Devlet, AİHM'de bekleyen 31 davada, şikayetçilere 1 milyon TL'lik dostane çözüm önerdi

Kaynak : Hürriyet
Haber Giriş : 20 Mart 2012 08:50, Son Güncelleme : 27 Mart 2018 00:42

Türkiye, Avrupa İnsan Hakları Mahkemesi'nde bekleyen 31 davada kusurlu olduğunu kabul ederek şikâyetçilere ?dostane çözüm? önerisinde bulundu. Hükümet, 1 milyon 92 bin TL tazminat ödeyerek bu davalar yönünden insan hakları sicilinin bozulmasını engelledi.

AVRUPA İnsan Hakları Mahkemesi'ne (AİHM) açılan 31 davada kusurlu olduğunu kabul ederek dostane çözüm öneren Türkiye, 365 bin Euro (839 bin TL) ve 253 bin TL olmak üzere toplam 1 milyon 92 bin TL tazminat ödeyerek bu davalar yönünden insan hakları sicilinin bozulmasını engelledi.
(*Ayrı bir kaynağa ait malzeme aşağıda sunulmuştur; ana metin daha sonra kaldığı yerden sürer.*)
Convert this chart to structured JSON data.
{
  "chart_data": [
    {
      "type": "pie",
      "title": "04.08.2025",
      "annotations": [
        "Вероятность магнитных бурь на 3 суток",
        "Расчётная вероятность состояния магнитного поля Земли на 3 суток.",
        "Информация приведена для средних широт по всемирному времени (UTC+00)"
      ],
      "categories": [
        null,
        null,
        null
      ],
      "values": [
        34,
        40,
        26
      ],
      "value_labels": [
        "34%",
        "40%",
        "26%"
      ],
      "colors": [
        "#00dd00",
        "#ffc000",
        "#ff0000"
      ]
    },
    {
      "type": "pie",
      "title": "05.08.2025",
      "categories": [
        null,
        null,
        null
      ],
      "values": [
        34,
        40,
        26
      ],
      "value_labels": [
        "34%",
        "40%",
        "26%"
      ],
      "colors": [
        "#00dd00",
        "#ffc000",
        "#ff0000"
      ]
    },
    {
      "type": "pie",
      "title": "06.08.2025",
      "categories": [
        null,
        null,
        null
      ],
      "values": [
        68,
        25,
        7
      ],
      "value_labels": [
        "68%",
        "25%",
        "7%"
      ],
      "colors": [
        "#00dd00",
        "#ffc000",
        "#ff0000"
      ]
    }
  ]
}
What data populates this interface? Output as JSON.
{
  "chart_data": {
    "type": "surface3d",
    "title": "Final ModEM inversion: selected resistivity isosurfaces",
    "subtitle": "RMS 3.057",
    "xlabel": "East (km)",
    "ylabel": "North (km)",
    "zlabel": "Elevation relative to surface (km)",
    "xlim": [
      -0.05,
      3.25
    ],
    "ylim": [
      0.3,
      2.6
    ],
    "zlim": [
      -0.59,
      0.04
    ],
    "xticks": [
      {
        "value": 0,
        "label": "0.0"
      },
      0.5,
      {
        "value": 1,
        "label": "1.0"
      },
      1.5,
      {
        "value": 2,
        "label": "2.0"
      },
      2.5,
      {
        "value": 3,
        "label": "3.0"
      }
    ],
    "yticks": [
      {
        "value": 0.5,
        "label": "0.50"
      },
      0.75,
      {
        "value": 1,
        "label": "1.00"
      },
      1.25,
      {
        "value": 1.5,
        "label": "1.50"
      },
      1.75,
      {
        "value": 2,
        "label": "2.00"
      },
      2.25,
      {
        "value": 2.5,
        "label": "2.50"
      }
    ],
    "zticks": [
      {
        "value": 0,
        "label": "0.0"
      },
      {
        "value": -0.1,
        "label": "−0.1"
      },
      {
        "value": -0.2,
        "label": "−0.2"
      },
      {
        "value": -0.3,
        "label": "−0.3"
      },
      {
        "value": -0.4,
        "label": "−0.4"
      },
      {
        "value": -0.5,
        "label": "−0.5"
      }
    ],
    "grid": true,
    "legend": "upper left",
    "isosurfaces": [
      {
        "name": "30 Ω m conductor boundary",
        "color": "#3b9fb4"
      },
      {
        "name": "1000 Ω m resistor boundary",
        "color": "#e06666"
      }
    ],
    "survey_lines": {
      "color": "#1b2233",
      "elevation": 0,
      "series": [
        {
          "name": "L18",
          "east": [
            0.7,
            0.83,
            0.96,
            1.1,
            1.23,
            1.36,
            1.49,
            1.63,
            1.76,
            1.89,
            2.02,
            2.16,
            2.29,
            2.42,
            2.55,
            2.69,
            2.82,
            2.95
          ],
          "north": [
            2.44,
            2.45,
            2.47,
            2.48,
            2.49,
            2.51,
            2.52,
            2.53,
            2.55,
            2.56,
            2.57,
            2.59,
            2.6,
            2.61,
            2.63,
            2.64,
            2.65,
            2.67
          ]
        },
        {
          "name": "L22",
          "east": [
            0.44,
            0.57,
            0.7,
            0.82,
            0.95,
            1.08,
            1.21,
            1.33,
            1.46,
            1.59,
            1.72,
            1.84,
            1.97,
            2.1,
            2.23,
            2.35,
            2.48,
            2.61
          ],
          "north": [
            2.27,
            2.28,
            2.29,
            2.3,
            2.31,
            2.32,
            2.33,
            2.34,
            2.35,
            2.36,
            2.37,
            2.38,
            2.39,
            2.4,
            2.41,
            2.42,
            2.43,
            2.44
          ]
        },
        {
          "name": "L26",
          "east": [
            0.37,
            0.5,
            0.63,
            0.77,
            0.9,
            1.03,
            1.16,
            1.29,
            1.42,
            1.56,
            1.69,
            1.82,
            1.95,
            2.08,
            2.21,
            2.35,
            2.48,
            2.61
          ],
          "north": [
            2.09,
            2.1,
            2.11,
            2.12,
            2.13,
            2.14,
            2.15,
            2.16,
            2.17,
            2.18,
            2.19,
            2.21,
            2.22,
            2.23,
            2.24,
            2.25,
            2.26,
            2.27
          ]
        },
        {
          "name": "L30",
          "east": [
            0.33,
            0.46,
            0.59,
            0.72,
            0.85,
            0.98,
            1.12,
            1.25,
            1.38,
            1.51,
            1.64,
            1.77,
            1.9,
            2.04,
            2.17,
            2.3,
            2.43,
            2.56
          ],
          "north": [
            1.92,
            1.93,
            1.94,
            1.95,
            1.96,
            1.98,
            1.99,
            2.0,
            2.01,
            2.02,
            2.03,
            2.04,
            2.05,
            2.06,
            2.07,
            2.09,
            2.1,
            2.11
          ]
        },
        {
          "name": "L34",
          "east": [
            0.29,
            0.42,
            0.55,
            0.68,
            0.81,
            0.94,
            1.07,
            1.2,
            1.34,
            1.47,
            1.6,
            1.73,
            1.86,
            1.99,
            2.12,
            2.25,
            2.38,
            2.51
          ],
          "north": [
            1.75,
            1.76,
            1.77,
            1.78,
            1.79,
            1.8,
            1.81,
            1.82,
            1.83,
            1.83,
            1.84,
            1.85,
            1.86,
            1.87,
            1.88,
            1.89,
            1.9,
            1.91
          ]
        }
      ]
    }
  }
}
Uzun yargılama, uzun tutukluluk, mallara saygı hakkına müdahale şikâyetleri ile AİHM'ye çeşitli tarihlerde başvuran ve 2011'de dostane çözümü kabul eden şikâyetçiler kendilerine teklif edilen tazminatı kabul ederek Türkiye Cumhuriyeti hakkındaki tüm taleplerinden vazgeçmiş oldular. 31 davada dostane çözüme giderek 1 milyon 92 bin TL tazminat ödemeyi kabul eden Türkiye Cumhuriyeti ise kararın açıklanmasından itibaren 3 aylık süre içerisinde ödemesi gereken tazminat miktarı için her türlü vergiden muaf tutulacak. Tazminatın ödenmesi ile AİHM'ye açılan davalar kesin olarak sonuçlanacak.

Servet Arslan davası

Türkiye Cumhuriyeti'nin 2011'de dostane çözüme gittiği bazı davalar ise şöyle:

7 Eylül 1994'te Diyarbakır'da köylüler tarafından cesedi bulunan Servet Arslan'ın ölümüne ilişki dava 11 yıl sonra 29 Mart 2005'de Diyarbakır Ağır Ceza Mahkemesi'ne açıldı. Babası Mustafa Arslan, annesi Fatma Arslan ile 4 kardeşi, Servet Arslan'ın devletin görevlileri tarafından yasalara aykırı olarak özgürlüğünden mahrum bırakıldığı ve öldürüldüğü, ulusal makamların etkili soruşturma yürütmediği, devlet görevlilerinin kötü muamele yapıldığı gerekçesi ile AİHM'e başvurdu. Türkiye Cumhuriyeti ise dostane çözüm yoluna giderek Servet Arslan'ın ailesine 30 bin Euro tazminat ödemeyi kabul etti.

35 yıllık arazi bilmecesi

Şarlıurfa'nın Siverek ilçesine bağlı Keçiören köyünde 1967'de geçen kadastroda kendisine ait arazinin Hasan Kalgı'nın üzerine yazıldığını öne süren Hüseyin Yılmaz, 1 Ocak 1972'de Siverek Kadastro Mahkemesi'ne dava açtı. 35 yıl devam eden ve 2007'de karar bağlanan dava Yargıtay'ın, eksik soruşturma yapıldığı gerekçesi ile kararı bozmasının ardından yeniden görülmeye başlandı. Siverek Kadastro Mahkemesi'nde yargılamaya devam ederken Avrupa İnsan Hakları Mahkemesi'ne (AİHM) taşınan davada, Türkiye Cumhuriyeti Hükümeti kusurunu kabul ederek dostane çözüm yoluna gitti ve 18 bin 500 Euro tazminat ödemeyi kabul etti.